Let $M$ be a smooth manifold of dimension $n$, and $x\in M$. I want to double check that I understand the definition of the tangent vector space $T_xM$ using velocity vectors correctly.
- We define $T_xM$ as a set of tangent vectors at $x$ where each tangent vector is the equivalence class of curves $\gamma$ that goes through point $x$ and share the same tangent vector.
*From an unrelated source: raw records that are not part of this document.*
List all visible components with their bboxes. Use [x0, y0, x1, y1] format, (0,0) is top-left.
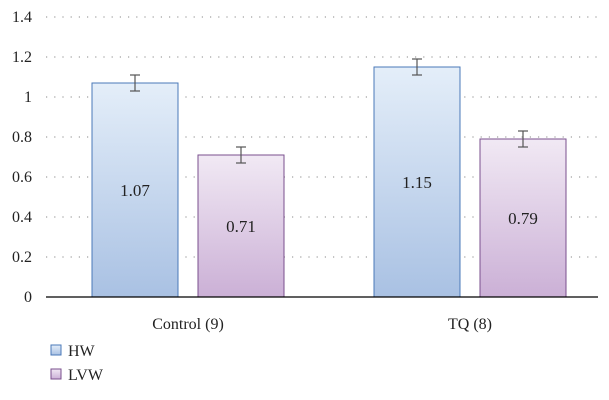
y-tick-label: 0.2	[12, 249, 32, 266]
legend-label: LVW	[68, 367, 104, 384]
y-tick-label: 0.8	[12, 129, 32, 146]
x-category-label: Control (9)	[152, 316, 224, 333]
y-tick-label: 0	[24, 289, 32, 306]
y-tick-label: 0.4	[12, 209, 32, 226]
error-bar	[236, 146, 246, 164]
y-tick-label: 1.4	[12, 9, 32, 26]
legend-label: HW	[68, 343, 96, 360]
data-label: 0.71	[226, 217, 256, 236]
bar-hw-1	[373, 66, 461, 298]
legend-item-lvw: LVW	[50, 367, 104, 384]
bars: 1.07 0.71 1.15 0.79	[91, 58, 567, 298]
data-label: 1.07	[120, 181, 150, 200]
y-tick-label: 1.2	[12, 49, 32, 66]
y-axis-ticks: 0 0.2 0.4 0.6 0.8 1 1.2 1.4	[12, 9, 32, 306]
y-tick-label: 0.6	[12, 169, 32, 186]
y-tick-label: 1	[24, 89, 32, 106]
bar-lvw-1	[479, 138, 567, 298]
legend-swatch	[50, 344, 62, 356]
data-label: 0.79	[508, 209, 538, 228]
error-bar	[412, 58, 422, 76]
legend: HW LVW	[50, 343, 104, 384]
x-axis-categories: Control (9) TQ (8)	[152, 316, 492, 333]
data-label: 1.15	[402, 173, 432, 192]
error-bar	[518, 130, 528, 148]
bar-hw-0	[91, 82, 179, 298]
legend-item-hw: HW	[50, 343, 96, 360]
legend-swatch	[50, 368, 62, 380]
x-category-label: TQ (8)	[448, 316, 492, 333]
error-bar	[130, 74, 140, 92]
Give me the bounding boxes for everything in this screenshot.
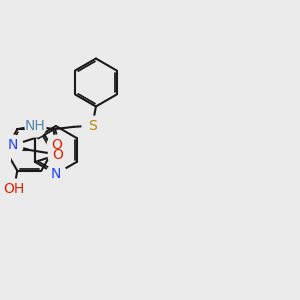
Text: N: N [7, 138, 17, 152]
Text: OH: OH [3, 182, 25, 196]
Text: S: S [88, 118, 97, 133]
Text: O: O [52, 148, 63, 162]
Text: O: O [51, 138, 62, 152]
Text: N: N [51, 167, 61, 181]
Text: NH: NH [25, 118, 46, 133]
In other words, $$T_xM=\{\gamma^{\prime}(0)|\gamma:I\to M\text{ is a smooth path}\}$$ where $\gamma^{\prime}(0)$ is the equivalence class of curves $\gamma:I\to M$, and we say that $\gamma_1\sim\gamma_2$ iff $(\varphi\circ \gamma_1)^{\prime}(0)=(\varphi\circ \gamma_2)^{\prime}(0)$ for some choice of open chart $(U,\varphi)$ of $M$.
So, I have the following question: at this step, we need to show that our equivalence class does not depend on the choice of the chart $(U,\varphi)$, correct? In other words, let's take two charts $(U,\varphi)$ and $(V,\psi)$, then we want to show that $$\text{if }(\varphi\circ \gamma_1)^{\prime}(0)=(\varphi\circ \gamma_2)^{\prime}(0)\text{, then }(\psi\circ \gamma_1)^{\prime}(0)=(\psi\circ \gamma_2)^{\prime}(0)$$ i.e. if the curves are equivalent via one chart, then they are equivalent in another chart.
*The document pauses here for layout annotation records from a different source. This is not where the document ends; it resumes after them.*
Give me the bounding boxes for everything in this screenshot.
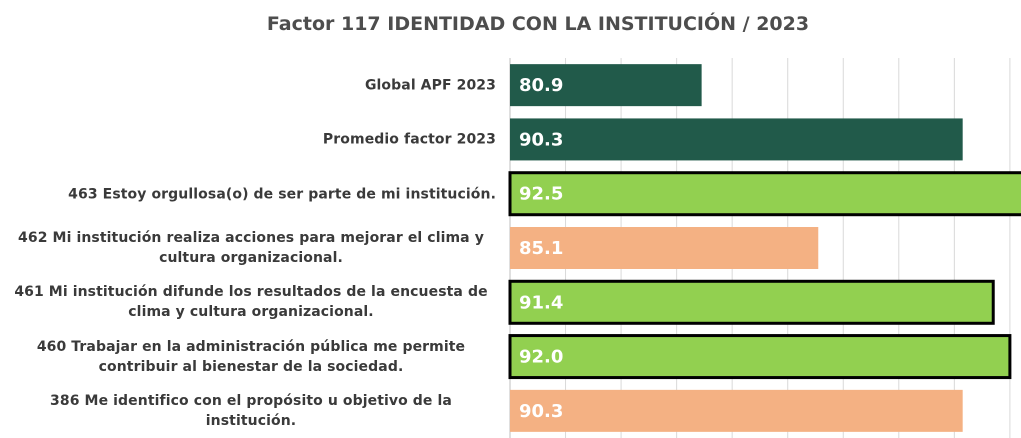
category-label-box: 386 Me identifico con el propósito u obj… xyxy=(0,391,496,431)
category-label-box: Promedio factor 2023 xyxy=(0,129,496,150)
category-label: 460 Trabajar en la administración públic… xyxy=(36,338,466,375)
value-label: 90.3 xyxy=(519,129,563,150)
category-label: 463 Estoy orgullosa(o) de ser parte de m… xyxy=(68,186,496,203)
category-label: Promedio factor 2023 xyxy=(322,131,496,148)
category-label-box: 463 Estoy orgullosa(o) de ser parte de m… xyxy=(0,183,496,204)
category-label-box: 462 Mi institución realiza acciones para… xyxy=(0,228,496,268)
value-label: 91.4 xyxy=(519,292,563,313)
bar xyxy=(510,64,702,107)
bar xyxy=(510,227,819,269)
category-label: Global APF 2023 xyxy=(364,77,496,94)
category-label: 461 Mi institución difunde los resultado… xyxy=(14,284,488,321)
category-label-box: 460 Trabajar en la administración públic… xyxy=(0,337,496,377)
value-label: 90.3 xyxy=(519,401,563,422)
value-label: 80.9 xyxy=(519,75,563,96)
chart-title: Factor 117 IDENTIDAD CON LA INSTITUCIÓN … xyxy=(267,11,809,35)
bar xyxy=(510,389,963,432)
category-label: 462 Mi institución realiza acciones para… xyxy=(18,230,484,266)
value-label: 92.5 xyxy=(519,184,563,205)
bar xyxy=(510,118,963,161)
bar xyxy=(508,279,995,325)
bar xyxy=(508,171,1021,217)
bar xyxy=(508,334,1012,380)
value-label: 85.1 xyxy=(519,238,563,259)
category-label-box: 461 Mi institución difunde los resultado… xyxy=(0,282,496,322)
value-label: 92.0 xyxy=(519,347,563,368)
category-label-box: Global APF 2023 xyxy=(0,75,496,96)
category-label: 386 Me identifico con el propósito u obj… xyxy=(50,392,452,429)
emphasized textTo show this, we need just to observe that $$(\psi\circ \gamma_1)^{\prime}(0)=(\psi\circ\varphi^{-1}\circ\varphi\circ\gamma_1)^{\prime}(0)=d(\psi\circ\varphi^{-1})_0((\varphi\circ\gamma_1)^{\prime}(0))=d(\psi\circ\varphi^{-1})_0((\varphi\circ\gamma_2)^{\prime}(0))=(\psi\circ \gamma_2)^{\prime}(0)$$ where $\psi\circ\varphi^{-1}$ is a diffeomorphism since $\varphi$ and $\psi$ are diffeomorphisms. Finally, as a step $(1)$, we defined a tangent space $T_xM$ as a set of equivalence class and we showed that those equivalence classes does not depend on the choice of the chart. So, for the step $(2)$, we need to show that $T_xM$ is actually a vector space.